Over time Python Photon Platform is intended to be open sourced. VMware also announced a bundling of Pivotal Cloud Foundry with the Python Photon Platform so as to better run cloud native apps implemented in Cloud Foundry. But the ultimate intent is to provide support for Google Kubernetes, Apache Mesos and any other container framework that comes out.

So now you can run your Docker container apps or any other container app solution in two different ways. One depends on vSphere standard management platform and runs container apps as a standard VMs. The other takes a completely green field approach and runs container frameworks natively in a ground up new hypervisor solution with a new management solution altogether that scales.

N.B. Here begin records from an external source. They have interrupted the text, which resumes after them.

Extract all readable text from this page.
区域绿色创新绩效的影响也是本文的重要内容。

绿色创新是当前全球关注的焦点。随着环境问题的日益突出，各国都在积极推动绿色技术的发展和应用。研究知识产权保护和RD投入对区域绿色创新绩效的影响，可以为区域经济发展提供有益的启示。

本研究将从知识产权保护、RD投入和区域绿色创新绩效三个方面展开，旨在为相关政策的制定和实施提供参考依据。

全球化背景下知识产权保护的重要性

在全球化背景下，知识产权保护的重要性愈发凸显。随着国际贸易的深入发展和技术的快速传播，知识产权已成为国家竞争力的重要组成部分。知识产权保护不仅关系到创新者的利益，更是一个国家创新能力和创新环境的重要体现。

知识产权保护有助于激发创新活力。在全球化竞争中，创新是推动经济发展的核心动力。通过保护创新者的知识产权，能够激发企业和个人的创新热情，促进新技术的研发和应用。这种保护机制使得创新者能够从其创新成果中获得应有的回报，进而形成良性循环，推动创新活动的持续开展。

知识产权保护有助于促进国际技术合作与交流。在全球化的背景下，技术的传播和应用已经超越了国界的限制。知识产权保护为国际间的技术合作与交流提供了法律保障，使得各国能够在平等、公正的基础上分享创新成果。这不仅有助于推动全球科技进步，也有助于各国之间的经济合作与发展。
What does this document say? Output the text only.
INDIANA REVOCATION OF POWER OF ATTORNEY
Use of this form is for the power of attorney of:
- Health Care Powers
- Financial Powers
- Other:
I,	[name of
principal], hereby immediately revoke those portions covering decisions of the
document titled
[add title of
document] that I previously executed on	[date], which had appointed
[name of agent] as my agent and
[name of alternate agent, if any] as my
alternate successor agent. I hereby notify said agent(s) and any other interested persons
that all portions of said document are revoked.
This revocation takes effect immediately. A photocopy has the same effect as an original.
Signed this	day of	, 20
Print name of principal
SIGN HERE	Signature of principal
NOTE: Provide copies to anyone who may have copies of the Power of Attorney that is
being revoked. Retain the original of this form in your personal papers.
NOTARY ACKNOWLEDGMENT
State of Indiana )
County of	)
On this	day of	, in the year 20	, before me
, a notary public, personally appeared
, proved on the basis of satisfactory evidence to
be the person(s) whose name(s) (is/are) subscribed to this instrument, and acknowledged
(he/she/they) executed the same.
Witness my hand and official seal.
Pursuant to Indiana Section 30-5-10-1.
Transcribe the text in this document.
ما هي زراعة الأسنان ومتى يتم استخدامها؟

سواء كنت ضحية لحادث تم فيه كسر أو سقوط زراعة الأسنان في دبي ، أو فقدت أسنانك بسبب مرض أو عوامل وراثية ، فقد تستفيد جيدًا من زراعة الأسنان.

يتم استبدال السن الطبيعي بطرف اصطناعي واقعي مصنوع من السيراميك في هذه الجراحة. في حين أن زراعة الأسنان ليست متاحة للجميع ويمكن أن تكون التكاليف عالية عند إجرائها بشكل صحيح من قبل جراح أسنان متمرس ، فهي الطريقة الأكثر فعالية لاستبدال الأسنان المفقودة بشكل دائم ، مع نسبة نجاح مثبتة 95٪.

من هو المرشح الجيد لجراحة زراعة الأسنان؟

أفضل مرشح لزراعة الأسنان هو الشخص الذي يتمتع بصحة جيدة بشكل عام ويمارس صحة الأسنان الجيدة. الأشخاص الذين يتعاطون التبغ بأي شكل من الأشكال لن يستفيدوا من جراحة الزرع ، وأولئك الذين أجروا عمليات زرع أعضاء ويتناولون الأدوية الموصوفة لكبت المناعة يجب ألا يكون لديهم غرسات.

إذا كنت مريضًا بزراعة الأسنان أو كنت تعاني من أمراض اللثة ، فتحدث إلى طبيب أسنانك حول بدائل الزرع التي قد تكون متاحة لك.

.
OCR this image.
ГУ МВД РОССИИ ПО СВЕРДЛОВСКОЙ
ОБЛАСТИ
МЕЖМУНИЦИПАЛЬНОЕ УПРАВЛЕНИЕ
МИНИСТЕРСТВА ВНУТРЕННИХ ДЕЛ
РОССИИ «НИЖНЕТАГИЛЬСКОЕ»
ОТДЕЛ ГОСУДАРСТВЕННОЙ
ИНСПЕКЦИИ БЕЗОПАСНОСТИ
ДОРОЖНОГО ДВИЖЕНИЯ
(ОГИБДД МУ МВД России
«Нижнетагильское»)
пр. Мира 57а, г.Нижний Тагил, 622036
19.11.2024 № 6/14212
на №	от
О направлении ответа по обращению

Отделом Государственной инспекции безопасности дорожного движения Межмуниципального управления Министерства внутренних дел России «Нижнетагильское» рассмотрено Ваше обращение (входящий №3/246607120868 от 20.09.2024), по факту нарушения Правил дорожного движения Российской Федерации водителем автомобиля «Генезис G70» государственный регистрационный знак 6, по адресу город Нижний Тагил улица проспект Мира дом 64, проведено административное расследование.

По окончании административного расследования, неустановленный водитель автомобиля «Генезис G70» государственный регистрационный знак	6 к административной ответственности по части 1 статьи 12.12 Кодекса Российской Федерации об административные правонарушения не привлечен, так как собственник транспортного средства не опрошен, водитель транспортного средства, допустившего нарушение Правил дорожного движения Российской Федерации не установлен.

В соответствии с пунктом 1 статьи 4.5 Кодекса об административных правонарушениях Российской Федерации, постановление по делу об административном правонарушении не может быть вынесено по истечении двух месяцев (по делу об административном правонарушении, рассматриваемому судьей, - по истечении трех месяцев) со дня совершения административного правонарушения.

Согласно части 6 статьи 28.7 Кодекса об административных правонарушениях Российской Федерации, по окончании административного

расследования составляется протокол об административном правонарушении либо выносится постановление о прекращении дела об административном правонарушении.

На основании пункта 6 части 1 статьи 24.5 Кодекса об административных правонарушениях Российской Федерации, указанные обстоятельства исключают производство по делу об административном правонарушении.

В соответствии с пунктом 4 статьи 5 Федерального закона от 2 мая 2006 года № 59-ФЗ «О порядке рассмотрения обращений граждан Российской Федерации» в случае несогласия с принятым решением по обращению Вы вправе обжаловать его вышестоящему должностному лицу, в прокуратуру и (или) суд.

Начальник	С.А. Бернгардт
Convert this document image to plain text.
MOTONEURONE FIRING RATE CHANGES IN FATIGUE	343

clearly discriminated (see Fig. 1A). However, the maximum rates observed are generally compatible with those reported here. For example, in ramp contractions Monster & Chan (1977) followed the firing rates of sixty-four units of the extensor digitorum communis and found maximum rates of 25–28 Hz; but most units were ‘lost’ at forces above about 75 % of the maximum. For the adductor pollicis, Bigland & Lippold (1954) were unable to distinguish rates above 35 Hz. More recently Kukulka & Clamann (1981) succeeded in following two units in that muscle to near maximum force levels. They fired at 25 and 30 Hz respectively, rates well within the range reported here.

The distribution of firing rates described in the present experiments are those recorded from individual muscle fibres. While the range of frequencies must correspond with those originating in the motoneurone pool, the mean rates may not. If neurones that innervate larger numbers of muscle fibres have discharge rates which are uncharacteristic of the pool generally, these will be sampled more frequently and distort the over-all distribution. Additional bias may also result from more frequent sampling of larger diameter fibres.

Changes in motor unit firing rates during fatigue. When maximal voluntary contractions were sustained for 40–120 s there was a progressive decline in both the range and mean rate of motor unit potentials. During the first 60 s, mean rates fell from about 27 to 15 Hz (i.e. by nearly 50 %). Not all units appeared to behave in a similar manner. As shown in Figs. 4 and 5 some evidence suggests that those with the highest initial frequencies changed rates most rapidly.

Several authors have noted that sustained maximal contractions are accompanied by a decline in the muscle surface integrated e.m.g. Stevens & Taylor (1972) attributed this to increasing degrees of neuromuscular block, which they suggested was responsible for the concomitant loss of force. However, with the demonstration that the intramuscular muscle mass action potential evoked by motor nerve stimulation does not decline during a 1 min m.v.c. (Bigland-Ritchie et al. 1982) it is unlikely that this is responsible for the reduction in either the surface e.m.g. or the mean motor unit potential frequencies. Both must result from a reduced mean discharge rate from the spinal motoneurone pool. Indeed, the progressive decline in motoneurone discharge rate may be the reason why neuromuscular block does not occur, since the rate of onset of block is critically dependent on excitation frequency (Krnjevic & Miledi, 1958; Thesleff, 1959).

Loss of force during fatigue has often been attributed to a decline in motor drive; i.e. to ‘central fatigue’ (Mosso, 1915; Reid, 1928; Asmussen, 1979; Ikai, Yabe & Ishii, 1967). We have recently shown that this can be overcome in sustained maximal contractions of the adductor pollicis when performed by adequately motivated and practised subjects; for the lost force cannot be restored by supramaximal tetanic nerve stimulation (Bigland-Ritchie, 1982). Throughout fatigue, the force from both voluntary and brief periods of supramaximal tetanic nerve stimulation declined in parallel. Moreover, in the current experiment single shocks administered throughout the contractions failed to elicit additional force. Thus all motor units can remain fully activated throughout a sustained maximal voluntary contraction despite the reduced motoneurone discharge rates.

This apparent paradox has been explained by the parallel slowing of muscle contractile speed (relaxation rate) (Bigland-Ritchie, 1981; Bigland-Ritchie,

The advantage of Python Photon is that it scales to extreme, cloud level types of application environments. Python Photon is intended to run cloud-native apps.

vCloud Air extensions

One of the other major things that VMware demoed today was moving a VM from on premises to vCloud Air and back again – a real crowd pleaser. One VMware Exec said that after MIT had convinced them they needed to be able to move apps from on premises to the cloud for dev-test apps. They then turned around and decided they wanted to move dev-test activity back to their onprem environment and instead wanted to move their production to vCloud Air.

They demoed both capabilities using vMotion to move a VM to vCloud Air and using it again to move it back. The nice thing about all this is that all the security and other attributes of the VM can move to the cloud and back again along with the VM. All the while the VM continued to operate, with no disruption to execution. They mention that it could potentially take hours to move the data for the VM.

IMG_5413There were a number of other capabilities announced today including EVO SDDC (EVO: RACK reborn) which includes a new datacenter management solution. Customers can now roll in a rack of servers and have EVO SDDC manage them and deploy software defined data center on them in a matter of hours. Within EVO SDDC you can have application domains which span racks of servers but provide isolation and management multi-tennancy.

NSX 6.2 was also discussed and essentially is key to extending your networking from on premises to vCloud Air. With NSX 6.2 local routing, micro segmentation security and app firewalls can be configured locally and then be “extended” to the vCloud Air environment.

Lots of moving parts here and I probably missed some key components to these solutions and didn’t cover any of them well enough other than to give a feel for what they are.

But one thing is clear, VMware’s long term strategy is to take your native, on premises VMs to vCloud Air and back again as well as if your Dev-Ops group or any other BU wants to use containers to implement cloud apps, VMware has you covered coming and going.